Kachin state is an economically strategic location owing to its gold, amber, and jade reserves, which the KIO has been mining for export. In June 2017 the Tatmadaw used helicopters to drop hundreds of leaflets over the mining sites demanding that workers leave immediately, and declaring that anyone continuing to work in the mines would be considered an accomplice of the insurgents. Thousands fled from the mining townships into Tanai town, overwhelming the already strained resource of aid agencies to supply shelter and food. In the most recent offensive, the Tatmadaw has been successful at claiming some of the mines previously held by the TIO under the guise of protecting against environmental degradation.
While current peace talks are being hosted in China with representatives of the KIA and the Tatmadaw, China’s vested interest in infrastructural developments that would include developing transport links through Kachin state is one of the motivating factors for the Myanmar government’s renewed determination to stamp out separatists. China continues to profit too, from heavy arms sales to the Tatmadaw – while blocking attempts of those fleeing the violence to cross the border into China.
According to Yanghee Lee, the UN special rapporteur on Myanmar, the latest is nothing new. Lee’s most recent end of mission statement, published on February 1, notes recent reports of attacks against civilians, “against homes and places of worship, of forcible displacement and relocation; the burning of villages, land grabbing, sexual violence, arbitrary arrests and detentions, torture and enforced disappearances are acts that have been alleged against the military and security forces for generations.”

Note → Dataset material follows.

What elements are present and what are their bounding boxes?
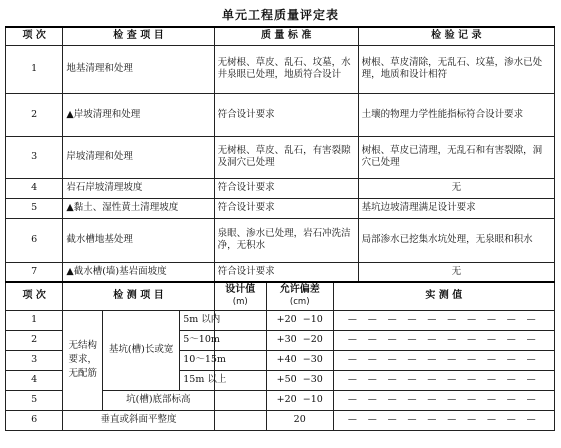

Lee also wrote: “I was told repeatedly by other ethnic groups I spoke to, be they Kachin, Karen, Kayin or Shan, that they have suffered the same horrific violations at the hand of the Tatmadaw over several decades, and in the case of some groups continuing today.”
“As the world’s attention is focused on the atrocities in Rakhine state,” Lee wrote, “potential war crimes are being committed in Shan and Kachin state without so much as a murmur of disapproval from the international community.”
Lee will be delivering her full report to the UN Human Rights Council on March 12.
Gavin Kelleher is a Regional Security Coordinator for Asia Pacific with Healix International, currently based in Singapore.